Will poorer countries have access to the vaccine?

Laura Bauckmann
November 23, 2020

The first corona vaccines could soon be approved in the US and Europe. Many rich countries are already securing supplies. Is that why poorer countries are not getting any at first?

At the moment, positive news about possible vaccines against the corona virus is piling up. Several manufacturers are reporting promising results from their studies. In December, two vaccines could possibly be approved in Europe and the US: the one by the Mainz-based company Biontech and its US partner Pfizer and the one by the US company Moderna. Production is already underway for both.

The group of major industrialised nations (G20) wants to "spare no effort" to ensure fair and affordable access to corona vaccines in the world. This is stated in the latest draft final declaration of the G20 summit, which is available to the German Press Agency. The rich countries also want to do all they can to get the world economy back on track. "We will spare no effort to ensure affordable and equitable access for all," says the G20 final declaration.  
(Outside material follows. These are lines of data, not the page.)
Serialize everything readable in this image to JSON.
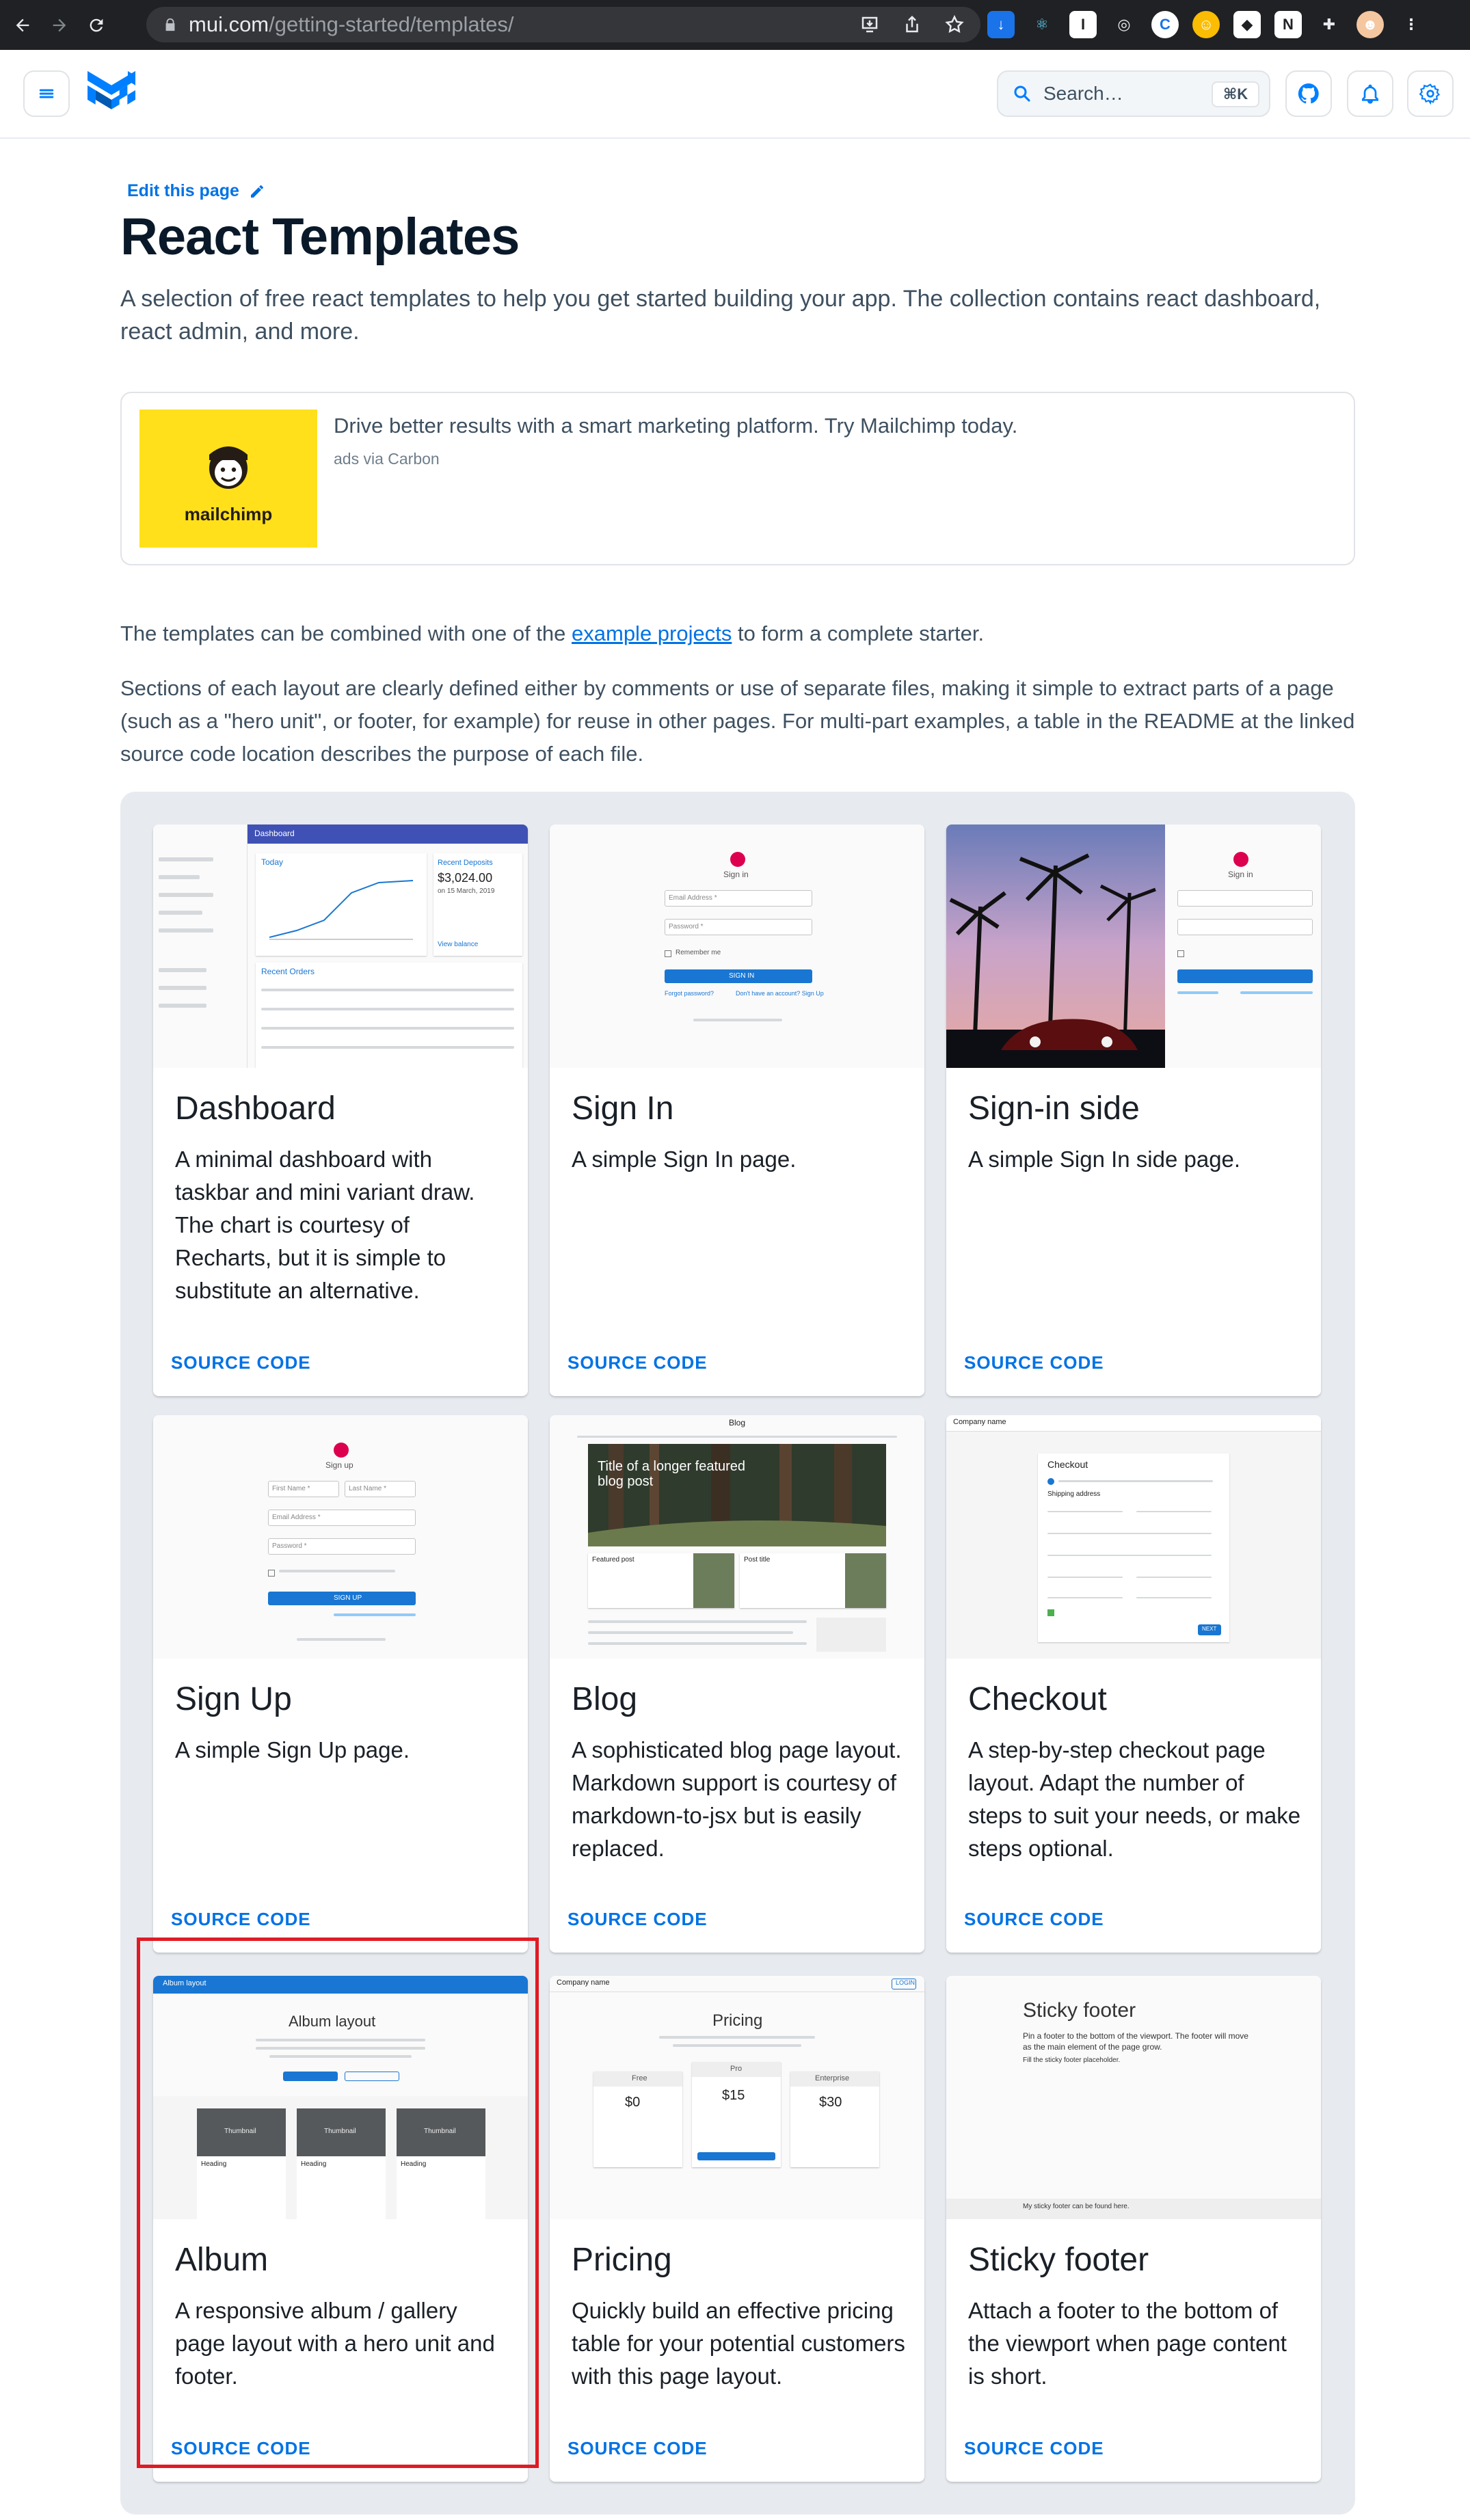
{
  "browser": {
    "url_host": "mui.com",
    "url_path": "/getting-started/templates/"
  },
  "header": {
    "search_placeholder": "Search…",
    "search_shortcut": "⌘K"
  },
  "page": {
    "edit_link": "Edit this page",
    "title": "React Templates",
    "lead": "A selection of free react templates to help you get started building your app. The collection contains react dashboard, react admin, and more.",
    "p1_before": "The templates can be combined with one of the ",
    "p1_link": "example projects",
    "p1_after": " to form a complete starter.",
    "p2": "Sections of each layout are clearly defined either by comments or use of separate files, making it simple to extract parts of a page (such as a \"hero unit\", or footer, for example) for reuse in other pages. For multi-part examples, a table in the README at the linked source code location describes the purpose of each file."
  },
  "ad": {
    "brand": "mailchimp",
    "text": "Drive better results with a smart marketing platform. Try Mailchimp today.",
    "sub": "ads via Carbon"
  },
  "templates": [
    {
      "title": "Dashboard",
      "desc": "A minimal dashboard with taskbar and mini variant draw. The chart is courtesy of Recharts, but it is simple to substitute an alternative.",
      "source": "SOURCE CODE"
    },
    {
      "title": "Sign In",
      "desc": "A simple Sign In page.",
      "source": "SOURCE CODE"
    },
    {
      "title": "Sign-in side",
      "desc": "A simple Sign In side page.",
      "source": "SOURCE CODE"
    },
    {
      "title": "Sign Up",
      "desc": "A simple Sign Up page.",
      "source": "SOURCE CODE"
    },
    {
      "title": "Blog",
      "desc": "A sophisticated blog page layout. Markdown support is courtesy of markdown-to-jsx but is easily replaced.",
      "source": "SOURCE CODE"
    },
    {
      "title": "Checkout",
      "desc": "A step-by-step checkout page layout. Adapt the number of steps to suit your needs, or make steps optional.",
      "source": "SOURCE CODE"
    },
    {
      "title": "Album",
      "desc": "A responsive album / gallery page layout with a hero unit and footer.",
      "source": "SOURCE CODE"
    },
    {
      "title": "Pricing",
      "desc": "Quickly build an effective pricing table for your potential customers with this page layout.",
      "source": "SOURCE CODE"
    },
    {
      "title": "Sticky footer",
      "desc": "Attach a footer to the bottom of the viewport when page content is short.",
      "source": "SOURCE CODE"
    }
  ],
  "thumbs": {
    "dashboard": {
      "bar": "Dashboard",
      "today": "Today",
      "deposits_label": "Recent Deposits",
      "deposits_value": "$3,024.00",
      "deposits_date": "on 15 March, 2019",
      "orders": "Recent Orders",
      "view_balance": "View balance"
    },
    "signin": {
      "label": "Sign in",
      "email": "Email Address *",
      "password": "Password *",
      "remember": "Remember me",
      "button": "SIGN IN",
      "forgot": "Forgot password?",
      "signup": "Don't have an account? Sign Up"
    },
    "signup": {
      "label": "Sign up",
      "first": "First Name *",
      "last": "Last Name *",
      "email": "Email Address *",
      "password": "Password *",
      "button": "SIGN UP"
    },
    "blog": {
      "title": "Title of a longer featured blog post",
      "bar": "Blog",
      "featured": "Featured post",
      "post": "Post title"
    },
    "checkout": {
      "company": "Company name",
      "heading": "Checkout",
      "shipping": "Shipping address",
      "next": "NEXT"
    },
    "album": {
      "bar": "Album layout",
      "heading": "Album layout",
      "thumb": "Thumbnail",
      "card_heading": "Heading"
    },
    "pricing": {
      "company": "Company name",
      "heading": "Pricing",
      "tiers": [
        "Free",
        "Pro",
        "Enterprise"
      ],
      "prices": [
        "$0",
        "$15",
        "$30"
      ],
      "login": "LOGIN"
    },
    "sticky": {
      "heading": "Sticky footer",
      "body": "Pin a footer to the bottom of the viewport. The footer will move as the main element of the page grow.",
      "placeholder": "Fill the sticky footer placeholder.",
      "footer": "My sticky footer can be found here."
    }
  },
  "colors": {
    "accent": "#0072e5",
    "highlight": "#e01b24",
    "grid_bg": "#e7ebf0",
    "mailchimp": "#ffe01b"
  }
}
But the reality is as follows:

Biontech and Pfizer say they have already sold more than 570 million cans on a firm basis - 200 million to the EU and 100 million to the US alone. To this must be added 100 million that the EU and 500 million that the US can buy optionally. In addition, about a dozen of the most prosperous nations - including Canada, the UK, Switzerland, Australia and Japan, and some South American countries such as Chile, Peru and Costa Rica - have agreed supplies with Biontech/Pfizer. A total of about 1.2 billion doses have already been committed - including the agreed options. At the same time, the companies currently expect to be able to produce a good 1.3 billion cans by the end of next year. Most of this is already planned.

So for most of the world, at least in the beginning, there seems to be little left over. The Federal President of Germany Frank-Walter Steinmeier pointed out at the end of October that almost half of the world's population lives in countries "which do not have the means to offer themselves to manufacturers as preferred customers". The consequence would be "that in poorer, but no less needy countries only a small part of the population could be vaccinated, whereas in richer countries a disproportionately larger part could be vaccinated", Steinmeier said. In a guest article for the Tagesspiegel this week, he called on Germany and the EU to give up parts of the quotas they have secured. Moreover, all countries should participate in the global Covax initiative according to their possibilities.

Covax was founded in April by the World Health Organisation (WHO), the Global Vaccine Alliance (GAVI) and the Coalition for Epidemic Preparednes (CEPI). Its aim is to provide vaccines to poorer countries. Almost all countries in the world have now declared their support for the initiative, but the USA and Russia have not yet done so.

Currently, manufacturers can submit bids for the Covax initiative. A call for tender has been launched. The aim is to be able to distribute two billion doses. But to achieve this, the supply of possible vaccines alone is not enough. Covax also needs the money. So far, a number of countries and a number of private companies and foundations have pledged almost five billion dollars. But that is still far from enough. According to the WHO, at least eleven billion dollars are needed to buy and distribute the two billion doses of vaccine we are aiming for.